I am currently reading Reddy's An Introduction to the Finite Element Method 3rd. ed. Section 2.4.3, and I have stumbled upon the expression: $B(\delta u, u) = \frac{1}{2} \delta[B(u,u)]$, where B is bilinear and symmetric. $\delta u$ in this context is called the variation of u.
Why is there a $\frac{1}{2}$ term in the equation? Where did it come from?
Later in the section, it was shown that:
[EDIT: Included the whole solution as shown in the book]
$$ \begin{align*} B(\delta u, u) &= \int_{0}^{L} a \frac{d\delta u}{dx} \frac{du}{dx} \,dx = \delta \int_{0}^{L} \frac{a}{2} \left( \frac{du}{dx} \right) ^ 2 \,dx \\&=\frac{1}{2}\delta \int_{0}^{L} a \frac{du}{dx} \frac{du}{dx} \,dx = \frac{1}{2} \delta[B(u,u)] \end{align*} $$
However, I still do not see where the $\frac{1}{2}$ term came from.
Thanks.
[EDIT: To add additional context regarding $\delta u$]
Excerpt from Section 2.3.2 of Reddy's An Introduction to the Finite Element Method:
Consider the function F(x, u, u'). For an arbitrarily fixed value of the independent variable x, F depends on u and u'. The change $\epsilon v$ in u, where $\epsilon$ is a constant and v is a function, is called the variation of u and is denoted by $\delta u$: $$\delta u \equiv \epsilon v$$ The operator $\delta$ is called the variational operator. The variation $\delta u$ of a function u represents an admissible change in the function u(x) at a fixed value of the independent variable x.

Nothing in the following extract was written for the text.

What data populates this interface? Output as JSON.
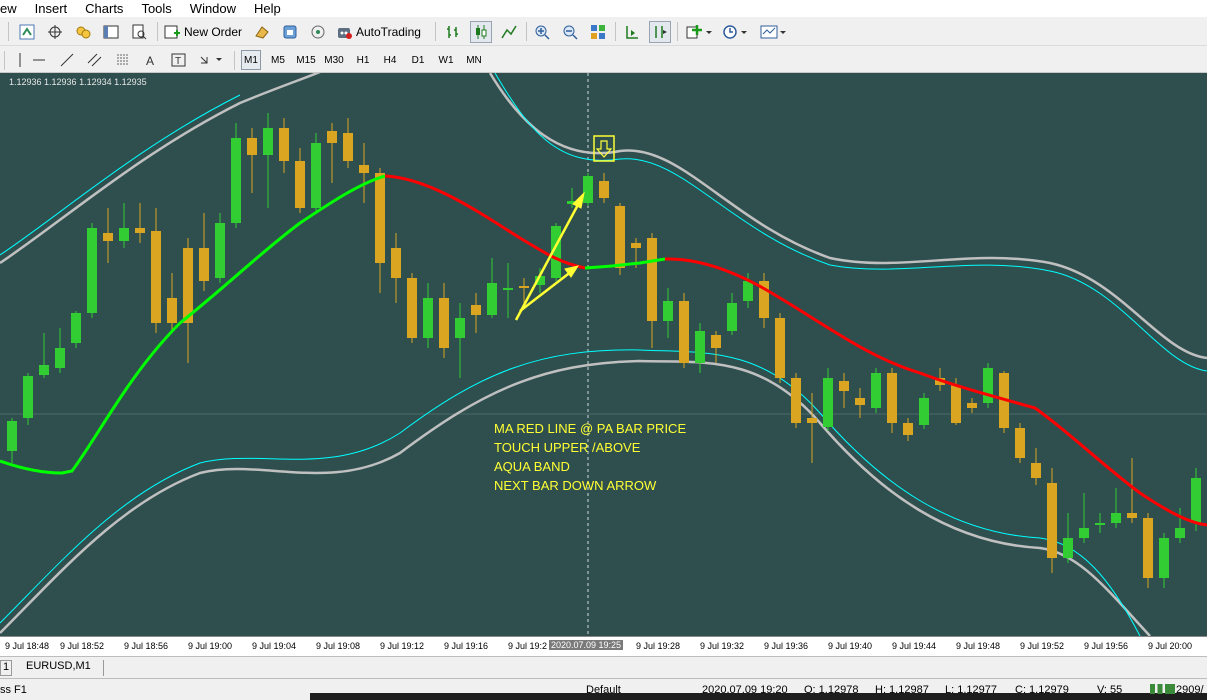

Example, considering the integral expression of the form
$$I(u) = \int_{a}^{b} F(x, u, u') \,dx, \hspace{0.5cm}u=u(x), \hspace{0.5cm}u'=\frac{du}{dx}$$
The first variation of I(u) is
$$\delta I(u) = \delta \int_{a}^{b} F(x, u, u') \,dx = \int_{a}^{b} \delta F(x, u, u') \,dx$$ $$ = \int_{a}^{b} \left( \frac{\partial F}{\partial u} \delta u + \frac{\partial F}{\partial u'} \delta u' \right) \,dx$$
The factor of $\frac{1}{2}$ comes from the chain rule "run backwards", so roughly speaking it comes from:
$$\delta (u^2)=2u \delta (u)$$
from which we get:
$$u\delta (u)=\frac{1}{2}\delta (u^2)$$
In more detail, when you write this as a bilinear form with some linear operator (integral or matrix) $A$ you may write it as (using a bit sloppy notation to make it more clear what is going on):
$$\delta(B(u,u))=\delta(u^*Au)=\delta(u^*)Au+u^*A\delta(u)$$
But since it is a symmetric form you have:
$$B(\delta(u),u)=\delta(u^*)Au=u^*A\delta(u)=B(u,\delta(u))$$ so that:
$$\delta(B(u,u))=\delta(u^*Au)=\delta(u^*)Au+u^*A\delta(u)=2\delta(u^*)Au=2B(\delta(u),u)$$
which gives us:
$$\frac{1}{2}\delta(B(u,u))=B(\delta(u),u)$$
Note that here we used the product rule. Say we have two different functions $u$ and $v$: $$\delta(u^*Av)=\delta(u^*)Av+u^*A\delta(v)$$ Now, in this relationship just set $v=u$.